Today Defense Minister Bijleveld also resigned.

‘I wanted to continue with the task ahead of me, the men and women in the frontline and the interpreters who are still in Afghanistan,’ she said in a short statement. ‘But my continuation has become a subject for discussion, so I cannot do my work in the proper manner.’

Boris Johnson is reshuffling his cabinet in the aftermath of the Afghanistan withdrawal. He demoted Foreign Secretary Dominic Raab. Raab has been criticized for delaying his return from vacation in Greece as the Taliban took over Afghanistan.

Liz Truss is the UK’s new foreign secretary – the first woman to hold the post in more than a decade – after Boris Johnson demoted Dominic Raab to justice secretary in the wake of the Afghanistan crisis.

Truss, a free marketer beloved of Conservative members, had been international trade secretary since 2019.


Hmm. That, too, sounds familiar. Tony Blinken was called back from his vacation in East Hampton as Kabul fell to the Taliban. He left D.C. on August 13, just two days before Afghanistan’s collapse on August 15.
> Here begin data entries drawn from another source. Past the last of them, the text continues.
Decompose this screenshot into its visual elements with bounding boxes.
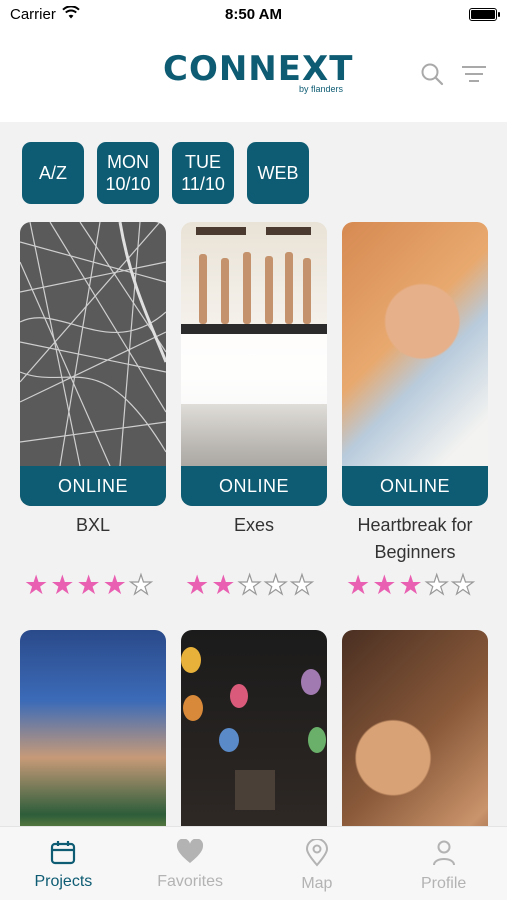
app-header: CONNEXT by flanders (0, 28, 507, 122)
chip-monday[interactable]: MON 10/10 (97, 142, 159, 204)
filter-chips: A/Z MON 10/10 TUE 11/10 WEB (22, 142, 309, 204)
star-empty-icon: ★ (424, 570, 449, 600)
rating-stars-heartbreak: ★ ★ ★ ★ ★ (346, 570, 486, 600)
star-filled-icon: ★ (24, 570, 49, 600)
star-filled-icon: ★ (50, 570, 75, 600)
couple-artwork (342, 222, 488, 506)
chip-web[interactable]: WEB (247, 142, 309, 204)
calendar-icon (51, 841, 76, 865)
search-button[interactable] (418, 60, 446, 88)
wifi-icon (62, 4, 80, 23)
star-filled-icon: ★ (102, 570, 127, 600)
logo-text: CONNEXT (163, 49, 354, 89)
carrier-label: Carrier (10, 5, 56, 23)
tab-profile[interactable]: Profile (380, 827, 507, 900)
balloons-graphic (181, 647, 326, 810)
tab-label: Projects (34, 873, 93, 890)
battery-icon (469, 7, 500, 21)
tab-favorites[interactable]: Favorites (127, 827, 254, 900)
star-empty-icon: ★ (128, 570, 154, 600)
status-badge: ONLINE (20, 466, 166, 506)
bed-legs-artwork (181, 222, 327, 506)
filter-icon (462, 66, 486, 82)
star-filled-icon: ★ (398, 570, 423, 600)
star-empty-icon: ★ (263, 570, 288, 600)
project-image: ONLINE (20, 222, 166, 506)
status-bar: Carrier 8:50 AM (0, 0, 507, 28)
chip-sort-az[interactable]: A/Z (22, 142, 84, 204)
tab-label: Favorites (157, 873, 224, 890)
star-empty-icon: ★ (237, 570, 262, 600)
rating-stars-bxl: ★ ★ ★ ★ ★ (24, 570, 164, 600)
heart-icon (177, 839, 204, 863)
map-pin-icon (305, 839, 328, 867)
project-title: BXL (75, 515, 111, 535)
filter-button[interactable] (460, 60, 488, 88)
star-filled-icon: ★ (372, 570, 397, 600)
status-left: Carrier (10, 4, 80, 23)
project-title: Heartbreak for Beginners (357, 515, 473, 562)
project-image: ONLINE (342, 222, 488, 506)
logo-subtitle: by flanders (298, 84, 343, 94)
project-image: ONLINE (181, 222, 327, 506)
star-filled-icon: ★ (346, 570, 371, 600)
star-empty-icon: ★ (289, 570, 315, 600)
project-title: Exes (233, 515, 275, 535)
app-logo: CONNEXT by flanders (163, 49, 354, 98)
star-filled-icon: ★ (211, 570, 236, 600)
tab-map[interactable]: Map (254, 827, 381, 900)
star-filled-icon: ★ (76, 570, 101, 600)
star-empty-icon: ★ (450, 570, 476, 600)
project-card-bxl[interactable]: ONLINE BXL (20, 222, 166, 539)
tab-label: Map (301, 875, 333, 892)
street-map-graphic (20, 222, 166, 467)
status-badge: ONLINE (181, 466, 327, 506)
status-badge: ONLINE (342, 466, 488, 506)
bottom-tab-bar: Projects Favorites Map Profile (0, 826, 507, 900)
project-card-exes[interactable]: ONLINE Exes (181, 222, 327, 539)
tab-label: Profile (420, 875, 467, 892)
tab-projects[interactable]: Projects (0, 827, 127, 900)
person-icon (432, 840, 455, 866)
map-artwork (20, 222, 166, 506)
star-filled-icon: ★ (185, 570, 210, 600)
chip-tuesday[interactable]: TUE 11/10 (172, 142, 234, 204)
search-icon (421, 63, 444, 86)
legs-graphic (181, 227, 327, 404)
project-card-heartbreak[interactable]: ONLINE Heartbreak for Beginners (342, 222, 488, 566)
rating-stars-exes: ★ ★ ★ ★ ★ (185, 570, 325, 600)
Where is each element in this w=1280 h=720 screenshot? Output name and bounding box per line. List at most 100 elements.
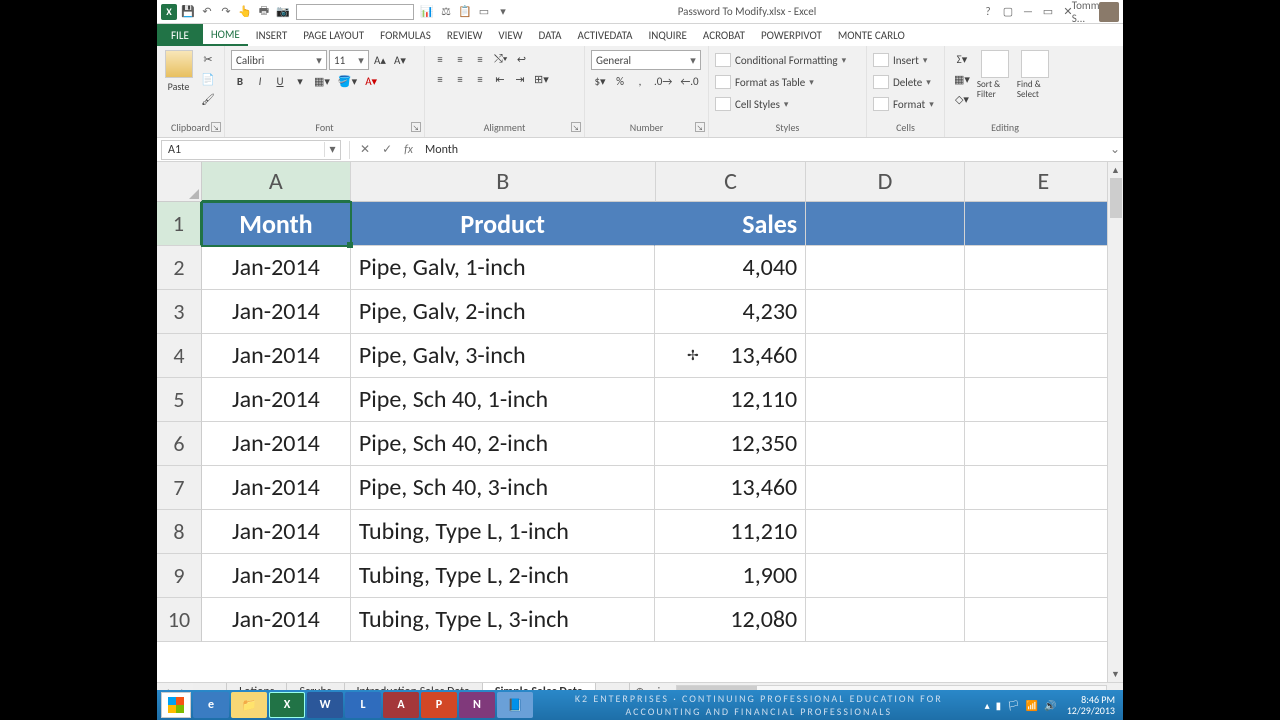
cell[interactable] <box>806 378 964 422</box>
cell[interactable]: Jan-2014 <box>202 422 351 466</box>
cell[interactable]: Tubing, Type L, 3-inch <box>351 598 656 642</box>
cell[interactable]: 1,900 <box>655 554 806 598</box>
paste-button[interactable]: Paste <box>163 50 194 93</box>
cell[interactable]: 4,230 <box>655 290 806 334</box>
tray-network-icon[interactable]: 📶 <box>1026 699 1038 712</box>
sort-filter-button[interactable]: Sort & Filter <box>977 50 1013 100</box>
fx-icon[interactable]: fx <box>398 143 419 157</box>
tray-up-icon[interactable]: ▴ <box>985 699 990 712</box>
tray-volume-icon[interactable]: 🔊 <box>1044 699 1056 712</box>
qat-window-icon[interactable]: ▭ <box>476 4 492 20</box>
column-header[interactable]: A <box>202 162 351 202</box>
cell[interactable] <box>806 598 964 642</box>
cell[interactable]: Jan-2014 <box>202 334 351 378</box>
column-header[interactable]: D <box>806 162 964 202</box>
align-top-icon[interactable]: ≡ <box>431 50 449 68</box>
system-tray[interactable]: ▴ ▮ 🏳 📶 🔊 8:46 PM 12/29/2013 <box>985 694 1119 716</box>
italic-button[interactable]: I <box>251 72 269 90</box>
cell[interactable]: Jan-2014 <box>202 598 351 642</box>
scroll-thumb[interactable] <box>1110 178 1122 218</box>
scroll-up-icon[interactable]: ▲ <box>1108 162 1123 178</box>
cell[interactable]: Jan-2014 <box>202 466 351 510</box>
qat-camera-icon[interactable]: 📷 <box>275 4 291 20</box>
underline-dropdown-icon[interactable]: ▾ <box>291 72 309 90</box>
row-header[interactable]: 2 <box>157 246 202 290</box>
cell[interactable] <box>965 334 1123 378</box>
column-header[interactable]: E <box>965 162 1123 202</box>
avatar[interactable] <box>1099 2 1119 22</box>
maximize-icon[interactable]: ▭ <box>1039 3 1057 21</box>
qat-copy-icon[interactable]: 📋 <box>457 4 473 20</box>
comma-format-icon[interactable]: , <box>631 72 649 90</box>
tab-page-layout[interactable]: PAGE LAYOUT <box>295 24 372 46</box>
select-all-corner[interactable] <box>157 162 202 202</box>
dialog-launcher-icon[interactable]: ↘ <box>571 122 581 132</box>
cell[interactable]: 13,460 <box>655 334 806 378</box>
tab-powerpivot[interactable]: POWERPIVOT <box>753 24 830 46</box>
cell[interactable]: 12,080 <box>655 598 806 642</box>
taskbar-powerpoint-icon[interactable]: P <box>421 692 457 718</box>
borders-button[interactable]: ▦▾ <box>311 72 333 90</box>
taskbar-onenote-icon[interactable]: N <box>459 692 495 718</box>
cell[interactable]: Pipe, Galv, 1-inch <box>351 246 656 290</box>
decrease-decimal-icon[interactable]: ←.0 <box>677 72 701 90</box>
cell[interactable] <box>806 510 964 554</box>
cell[interactable]: Sales <box>655 202 806 246</box>
scroll-down-icon[interactable]: ▼ <box>1108 666 1123 682</box>
name-box[interactable]: A1▾ <box>161 140 341 160</box>
cell[interactable] <box>965 598 1123 642</box>
merge-center-icon[interactable]: ⊞▾ <box>531 70 552 88</box>
row-header[interactable]: 8 <box>157 510 202 554</box>
taskbar-word-icon[interactable]: W <box>307 692 343 718</box>
column-header[interactable]: C <box>656 162 807 202</box>
taskbar-access-icon[interactable]: A <box>383 692 419 718</box>
cell[interactable] <box>806 554 964 598</box>
help-icon[interactable]: ? <box>979 3 997 21</box>
cell[interactable]: Pipe, Galv, 2-inch <box>351 290 656 334</box>
cell[interactable] <box>806 246 964 290</box>
taskbar-ie-icon[interactable]: e <box>193 692 229 718</box>
cell[interactable] <box>806 466 964 510</box>
tray-action-icon[interactable]: ▮ <box>996 699 1002 712</box>
insert-cells-button[interactable]: Insert▾ <box>873 50 934 70</box>
expand-formula-bar-icon[interactable]: ⌄ <box>1107 142 1123 157</box>
cell[interactable] <box>965 422 1123 466</box>
row-header[interactable]: 10 <box>157 598 202 642</box>
cell[interactable] <box>965 510 1123 554</box>
start-button[interactable] <box>161 692 191 718</box>
format-painter-icon[interactable]: 🖌 <box>198 90 218 108</box>
align-right-icon[interactable]: ≡ <box>471 70 489 88</box>
number-format-combo[interactable]: General▾ <box>591 50 701 70</box>
align-bottom-icon[interactable]: ≡ <box>471 50 489 68</box>
cell[interactable]: Pipe, Sch 40, 2-inch <box>351 422 656 466</box>
cell[interactable]: Jan-2014 <box>202 246 351 290</box>
format-cells-button[interactable]: Format▾ <box>873 94 934 114</box>
qat-chart-icon[interactable]: 📊 <box>419 4 435 20</box>
accounting-format-icon[interactable]: $▾ <box>591 72 609 90</box>
cell-styles-button[interactable]: Cell Styles▾ <box>715 94 846 114</box>
chevron-down-icon[interactable]: ▾ <box>324 142 340 157</box>
clear-icon[interactable]: ◇▾ <box>951 90 973 108</box>
row-header[interactable]: 3 <box>157 290 202 334</box>
tab-view[interactable]: VIEW <box>490 24 530 46</box>
cell[interactable]: 13,460 <box>655 466 806 510</box>
cell[interactable] <box>965 202 1123 246</box>
tab-activedata[interactable]: ACTIVEDATA <box>570 24 641 46</box>
cell[interactable] <box>806 334 964 378</box>
copy-icon[interactable]: 📄 <box>198 70 218 88</box>
format-as-table-button[interactable]: Format as Table▾ <box>715 72 846 92</box>
qat-search-input[interactable] <box>296 4 414 20</box>
cell[interactable] <box>806 290 964 334</box>
dialog-launcher-icon[interactable]: ↘ <box>211 122 221 132</box>
cut-icon[interactable]: ✂ <box>198 50 218 68</box>
row-header[interactable]: 9 <box>157 554 202 598</box>
bold-button[interactable]: B <box>231 72 249 90</box>
ribbon-options-icon[interactable]: ▢ <box>999 3 1017 21</box>
autosum-icon[interactable]: Σ▾ <box>951 50 973 68</box>
vertical-scrollbar[interactable]: ▲ ▼ <box>1107 162 1123 682</box>
cell[interactable]: Pipe, Sch 40, 3-inch <box>351 466 656 510</box>
user-name[interactable]: Tommy S... <box>1079 3 1097 21</box>
qat-quickprint-icon[interactable]: 🖶 <box>256 4 272 20</box>
find-select-button[interactable]: Find & Select <box>1017 50 1053 100</box>
qat-scale-icon[interactable]: ⚖ <box>438 4 454 20</box>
So, as Joe Biden calls it a day around noon today and heads off to his beach house for the weekend again, his inept cabinet remains intact. Biden refuses to admit any mistakes were made or that he did or did not ignore the advice of the military leaders. His historically poor foreign policy decision-making had some tragic results this time. Why any of these people are still employed in the Biden administration is beyond me.